Oja-Pali: Oja-Pali of Assam is a very interesting form of story telling which utilises many dramatic techniques to illustrate the narrative and enhance its visual impact. This art form is associated with the worship of Manasa, the serpent goddess of Assam. The performers take many days to narrate the story, which is divided into three parts: Deva Khanda, Baniya Khanda and Bhatiyali Khanda. The Oja is the main narrator-singer and the Palis are his associates or members of his chorus. There is yet another type of Oja-Pali parties in Assam, known as the Vyah-Gowa Oja-Pali, which narrates stories from the Assamese version of Puranas and the epics.

Pandavani: It is a form of story telling evolved by the tribals of the Chhatisgarh region of Madhya Pradesh to amuse and instruct the people. This narrative form was developed to tell the story of the five Pandava brothers and considered to be of two types - Kapilak and Vedamati. A team of Pandavani performers is composed of one main narrator-singer, one or two co-singers, who also play on musical instruments like tabla and harmonium. Pandavani is a performance of a story, which did not quite develop into a regular dramatic form.

Picture Showmen: The Picture Showman in ancient India was known as Mankha, and this art of narrating the story with the help of pictures was known as Mankha Vidha. This art dates back to 6th century BC.

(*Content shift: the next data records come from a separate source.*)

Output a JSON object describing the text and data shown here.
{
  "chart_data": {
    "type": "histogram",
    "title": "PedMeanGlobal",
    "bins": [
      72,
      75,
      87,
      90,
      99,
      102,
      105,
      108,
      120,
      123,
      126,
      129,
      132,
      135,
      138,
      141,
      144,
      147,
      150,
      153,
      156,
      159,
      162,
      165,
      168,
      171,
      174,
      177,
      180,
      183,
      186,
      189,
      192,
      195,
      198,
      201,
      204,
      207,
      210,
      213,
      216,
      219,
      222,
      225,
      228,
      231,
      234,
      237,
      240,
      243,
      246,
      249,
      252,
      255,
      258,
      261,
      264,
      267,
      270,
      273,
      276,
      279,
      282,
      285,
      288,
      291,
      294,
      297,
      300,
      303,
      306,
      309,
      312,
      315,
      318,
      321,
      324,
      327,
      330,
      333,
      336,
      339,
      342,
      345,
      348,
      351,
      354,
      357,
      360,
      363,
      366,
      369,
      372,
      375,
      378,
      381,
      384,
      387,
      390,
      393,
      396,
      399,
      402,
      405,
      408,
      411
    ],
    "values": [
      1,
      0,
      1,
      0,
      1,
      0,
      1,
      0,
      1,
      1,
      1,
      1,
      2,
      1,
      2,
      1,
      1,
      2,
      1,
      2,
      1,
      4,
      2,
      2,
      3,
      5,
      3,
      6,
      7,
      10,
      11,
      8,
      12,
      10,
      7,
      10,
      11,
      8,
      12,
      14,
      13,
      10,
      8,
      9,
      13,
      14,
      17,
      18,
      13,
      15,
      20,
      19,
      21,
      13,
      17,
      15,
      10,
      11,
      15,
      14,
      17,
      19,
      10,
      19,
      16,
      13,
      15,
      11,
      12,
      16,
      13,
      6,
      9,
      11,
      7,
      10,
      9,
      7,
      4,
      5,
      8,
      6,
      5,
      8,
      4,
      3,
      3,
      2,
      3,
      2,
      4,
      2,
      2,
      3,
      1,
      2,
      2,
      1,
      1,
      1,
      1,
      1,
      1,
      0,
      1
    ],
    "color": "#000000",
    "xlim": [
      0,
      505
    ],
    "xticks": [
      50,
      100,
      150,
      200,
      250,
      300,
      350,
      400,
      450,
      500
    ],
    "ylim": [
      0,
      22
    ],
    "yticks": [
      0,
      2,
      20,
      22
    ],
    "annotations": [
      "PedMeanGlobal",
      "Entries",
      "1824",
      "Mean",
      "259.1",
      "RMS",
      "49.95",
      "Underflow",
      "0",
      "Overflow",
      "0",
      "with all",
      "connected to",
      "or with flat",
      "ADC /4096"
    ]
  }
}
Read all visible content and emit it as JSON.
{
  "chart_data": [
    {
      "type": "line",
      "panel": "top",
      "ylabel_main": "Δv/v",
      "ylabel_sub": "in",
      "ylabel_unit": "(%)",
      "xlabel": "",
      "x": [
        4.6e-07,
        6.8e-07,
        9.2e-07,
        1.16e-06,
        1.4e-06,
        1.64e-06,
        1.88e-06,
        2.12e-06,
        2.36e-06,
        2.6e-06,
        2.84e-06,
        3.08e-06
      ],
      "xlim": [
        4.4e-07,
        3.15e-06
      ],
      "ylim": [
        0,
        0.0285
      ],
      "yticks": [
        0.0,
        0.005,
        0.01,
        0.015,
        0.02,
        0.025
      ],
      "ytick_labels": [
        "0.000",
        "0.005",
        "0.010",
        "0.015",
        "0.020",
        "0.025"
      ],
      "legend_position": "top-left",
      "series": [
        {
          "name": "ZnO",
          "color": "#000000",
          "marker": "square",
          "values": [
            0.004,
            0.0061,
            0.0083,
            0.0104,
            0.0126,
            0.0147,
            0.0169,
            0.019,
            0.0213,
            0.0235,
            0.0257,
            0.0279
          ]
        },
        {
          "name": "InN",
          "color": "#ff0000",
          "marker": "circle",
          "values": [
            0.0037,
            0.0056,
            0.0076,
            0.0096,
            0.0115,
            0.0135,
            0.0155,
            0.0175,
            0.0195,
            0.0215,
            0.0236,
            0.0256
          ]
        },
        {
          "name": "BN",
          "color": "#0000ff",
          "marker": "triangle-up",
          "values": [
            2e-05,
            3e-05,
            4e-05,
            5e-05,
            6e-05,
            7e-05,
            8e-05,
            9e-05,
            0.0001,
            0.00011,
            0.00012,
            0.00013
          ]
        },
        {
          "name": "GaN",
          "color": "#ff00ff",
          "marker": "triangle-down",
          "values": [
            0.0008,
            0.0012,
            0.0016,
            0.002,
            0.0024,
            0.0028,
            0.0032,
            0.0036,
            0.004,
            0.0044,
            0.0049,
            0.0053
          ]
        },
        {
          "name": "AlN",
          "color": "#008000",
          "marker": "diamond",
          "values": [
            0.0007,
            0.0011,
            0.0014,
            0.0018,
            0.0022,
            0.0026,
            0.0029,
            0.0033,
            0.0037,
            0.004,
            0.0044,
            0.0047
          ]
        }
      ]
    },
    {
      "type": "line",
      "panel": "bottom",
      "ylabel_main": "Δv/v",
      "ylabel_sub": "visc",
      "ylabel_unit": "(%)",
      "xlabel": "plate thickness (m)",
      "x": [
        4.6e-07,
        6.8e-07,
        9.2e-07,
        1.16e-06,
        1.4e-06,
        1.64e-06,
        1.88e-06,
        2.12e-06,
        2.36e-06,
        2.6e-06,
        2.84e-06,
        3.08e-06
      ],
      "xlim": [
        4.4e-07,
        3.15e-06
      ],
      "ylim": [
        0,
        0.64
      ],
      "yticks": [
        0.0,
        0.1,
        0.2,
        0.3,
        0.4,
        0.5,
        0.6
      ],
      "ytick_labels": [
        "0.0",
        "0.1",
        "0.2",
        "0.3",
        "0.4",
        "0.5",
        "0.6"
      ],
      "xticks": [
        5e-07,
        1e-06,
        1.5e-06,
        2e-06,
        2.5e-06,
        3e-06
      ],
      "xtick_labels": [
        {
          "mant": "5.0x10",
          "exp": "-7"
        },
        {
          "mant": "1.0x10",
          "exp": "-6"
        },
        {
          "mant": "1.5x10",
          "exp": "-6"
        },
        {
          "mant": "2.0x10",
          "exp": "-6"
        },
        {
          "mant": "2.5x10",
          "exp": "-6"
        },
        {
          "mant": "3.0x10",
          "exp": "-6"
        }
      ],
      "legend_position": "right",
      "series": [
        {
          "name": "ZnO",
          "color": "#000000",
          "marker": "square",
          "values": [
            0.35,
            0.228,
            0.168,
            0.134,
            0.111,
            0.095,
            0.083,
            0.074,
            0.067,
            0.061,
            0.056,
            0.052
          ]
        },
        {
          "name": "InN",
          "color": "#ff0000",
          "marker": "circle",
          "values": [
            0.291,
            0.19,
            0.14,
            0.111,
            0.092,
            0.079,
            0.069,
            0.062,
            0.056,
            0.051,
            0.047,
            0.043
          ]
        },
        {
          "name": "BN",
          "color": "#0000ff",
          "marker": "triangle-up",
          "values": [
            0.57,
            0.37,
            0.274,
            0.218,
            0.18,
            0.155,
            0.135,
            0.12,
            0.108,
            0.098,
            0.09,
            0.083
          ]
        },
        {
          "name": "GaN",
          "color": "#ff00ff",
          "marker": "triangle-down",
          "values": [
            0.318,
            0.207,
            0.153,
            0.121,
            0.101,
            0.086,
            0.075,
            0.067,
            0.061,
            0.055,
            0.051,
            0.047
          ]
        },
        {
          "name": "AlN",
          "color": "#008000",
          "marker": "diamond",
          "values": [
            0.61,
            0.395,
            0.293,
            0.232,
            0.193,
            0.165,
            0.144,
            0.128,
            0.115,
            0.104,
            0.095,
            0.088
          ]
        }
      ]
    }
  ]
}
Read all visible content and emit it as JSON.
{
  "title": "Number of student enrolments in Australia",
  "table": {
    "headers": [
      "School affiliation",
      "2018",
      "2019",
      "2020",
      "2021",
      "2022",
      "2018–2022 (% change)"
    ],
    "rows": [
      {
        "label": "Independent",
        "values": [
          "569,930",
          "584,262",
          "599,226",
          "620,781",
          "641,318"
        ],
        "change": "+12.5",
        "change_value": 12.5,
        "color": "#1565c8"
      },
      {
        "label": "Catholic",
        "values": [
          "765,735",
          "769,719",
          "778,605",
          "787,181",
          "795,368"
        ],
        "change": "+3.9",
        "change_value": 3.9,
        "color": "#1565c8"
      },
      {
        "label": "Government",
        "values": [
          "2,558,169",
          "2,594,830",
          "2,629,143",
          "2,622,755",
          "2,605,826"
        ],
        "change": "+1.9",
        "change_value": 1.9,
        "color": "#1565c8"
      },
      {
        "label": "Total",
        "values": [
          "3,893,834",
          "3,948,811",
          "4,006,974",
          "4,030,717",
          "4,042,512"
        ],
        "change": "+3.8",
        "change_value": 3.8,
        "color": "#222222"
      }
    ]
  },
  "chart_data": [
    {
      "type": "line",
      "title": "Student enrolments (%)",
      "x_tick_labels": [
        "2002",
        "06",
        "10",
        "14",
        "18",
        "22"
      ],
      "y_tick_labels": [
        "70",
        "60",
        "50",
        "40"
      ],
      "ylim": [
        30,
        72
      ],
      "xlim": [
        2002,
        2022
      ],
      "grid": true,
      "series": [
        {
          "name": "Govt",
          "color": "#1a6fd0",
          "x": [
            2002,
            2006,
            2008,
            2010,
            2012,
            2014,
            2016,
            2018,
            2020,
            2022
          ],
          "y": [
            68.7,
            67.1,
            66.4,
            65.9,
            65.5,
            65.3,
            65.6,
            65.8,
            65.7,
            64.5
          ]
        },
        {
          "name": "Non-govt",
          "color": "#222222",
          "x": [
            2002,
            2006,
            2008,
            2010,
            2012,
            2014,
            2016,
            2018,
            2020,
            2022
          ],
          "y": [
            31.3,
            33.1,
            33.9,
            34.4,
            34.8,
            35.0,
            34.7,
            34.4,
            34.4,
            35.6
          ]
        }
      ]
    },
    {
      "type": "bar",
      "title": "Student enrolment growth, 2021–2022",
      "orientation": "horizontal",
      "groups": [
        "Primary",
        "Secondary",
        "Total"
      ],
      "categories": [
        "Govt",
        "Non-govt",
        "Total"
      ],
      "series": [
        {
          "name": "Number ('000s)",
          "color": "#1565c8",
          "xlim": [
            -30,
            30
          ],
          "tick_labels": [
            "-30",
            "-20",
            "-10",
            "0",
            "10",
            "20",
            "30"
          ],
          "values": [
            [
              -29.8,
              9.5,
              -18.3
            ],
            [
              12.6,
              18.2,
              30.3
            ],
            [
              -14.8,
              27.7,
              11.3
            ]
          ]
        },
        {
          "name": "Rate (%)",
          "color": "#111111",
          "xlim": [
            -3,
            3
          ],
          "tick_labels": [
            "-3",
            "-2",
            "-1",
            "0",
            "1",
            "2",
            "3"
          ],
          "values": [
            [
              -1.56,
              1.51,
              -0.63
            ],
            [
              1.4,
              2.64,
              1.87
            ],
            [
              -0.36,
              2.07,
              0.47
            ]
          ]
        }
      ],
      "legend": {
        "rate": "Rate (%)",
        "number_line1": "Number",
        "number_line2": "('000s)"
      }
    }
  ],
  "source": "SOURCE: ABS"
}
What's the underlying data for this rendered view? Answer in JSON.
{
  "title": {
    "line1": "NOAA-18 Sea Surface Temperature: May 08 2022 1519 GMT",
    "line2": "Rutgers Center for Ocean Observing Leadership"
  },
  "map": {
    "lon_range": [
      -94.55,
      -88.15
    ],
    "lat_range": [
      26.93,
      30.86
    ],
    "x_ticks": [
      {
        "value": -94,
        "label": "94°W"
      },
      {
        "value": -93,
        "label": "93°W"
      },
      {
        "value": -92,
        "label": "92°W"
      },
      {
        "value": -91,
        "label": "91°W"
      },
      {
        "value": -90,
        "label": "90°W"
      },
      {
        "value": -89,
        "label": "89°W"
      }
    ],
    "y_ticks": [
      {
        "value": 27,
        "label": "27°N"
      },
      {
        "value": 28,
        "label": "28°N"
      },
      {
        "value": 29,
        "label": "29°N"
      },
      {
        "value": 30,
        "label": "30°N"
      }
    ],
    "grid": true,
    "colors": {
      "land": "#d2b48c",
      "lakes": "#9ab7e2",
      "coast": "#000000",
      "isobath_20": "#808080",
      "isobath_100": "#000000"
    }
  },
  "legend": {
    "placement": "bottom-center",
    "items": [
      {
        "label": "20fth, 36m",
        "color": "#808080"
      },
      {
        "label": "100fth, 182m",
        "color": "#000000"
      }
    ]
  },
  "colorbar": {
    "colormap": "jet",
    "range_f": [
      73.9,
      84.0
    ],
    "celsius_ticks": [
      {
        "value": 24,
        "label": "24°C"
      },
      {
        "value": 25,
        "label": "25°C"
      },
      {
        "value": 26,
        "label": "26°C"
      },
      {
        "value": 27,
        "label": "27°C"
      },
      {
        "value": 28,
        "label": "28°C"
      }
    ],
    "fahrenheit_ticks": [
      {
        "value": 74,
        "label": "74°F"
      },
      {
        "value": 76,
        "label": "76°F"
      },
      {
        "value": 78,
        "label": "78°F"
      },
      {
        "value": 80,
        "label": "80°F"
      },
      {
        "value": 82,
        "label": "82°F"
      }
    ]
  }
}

Powada: In Maharashtra the narrative hero-laud is called Powada. The first available Powada in Marathi was written on the thrilling episode of Shivaji killing his adversary Afzal Khan. The tradition of Powada singing was kept alive by the folk singers of Maharashtra known as Gondhalis and Shahirs. The Powada is presented in a most dramatic manner. High pitch singing and melodramatic acting is its soul.

Swang: The major theatrical tradition of folk entertainment in North India, especially Haryana, is that of Swang. It is a musical folk drama which enacts near similar stories in all its related regional variations. These stories are in verse and are sung in different classical, semi-classical but mostly in popular folk musical modes. A number of musical instruments like the ektara, dholak, kharta, sarangi and harmonium put flavour to the dialogues. Ali Baksh of Rewari, who is regarded as 'the father of folk theatre in Haryana', is the pioneer of the Swang tradition. Pandit Deep Chand, known as the "Kalidasa of Haryana", modified and polished Ali Baksh style of folk theatre. Other luminaries of Swang include Swami Har Dev, Qutabi, Dhoom, Pandit Bhartu and Pandit Lakshmi Chand.

Tamasha: Tamasha evolved itself from the earlier forms of folk entertainment in Maharashtra. It is known for its humour and erotic singing and dancing. It is one of the rare folk theatre forms of India in which women play the feminine roles. Naughty episodes of Krishna Leela are invariably enacted in the opening part of a Tamasha play. The Lavani songs, which are sung along with dancing, are delightfully naughty and erotic.


Villu Pattu: Villu Pattu literally means bow-song. This form of recitation (using a bow-shaped musical instrument) of Tamil Nadu developed in the 15th century. There are seven to eight persons in a bow-song party who form a kind of chorus that supports the main singer-narrator. The stories from Ramayana, Mahabharata and the Puranas are told in these ballad style songs.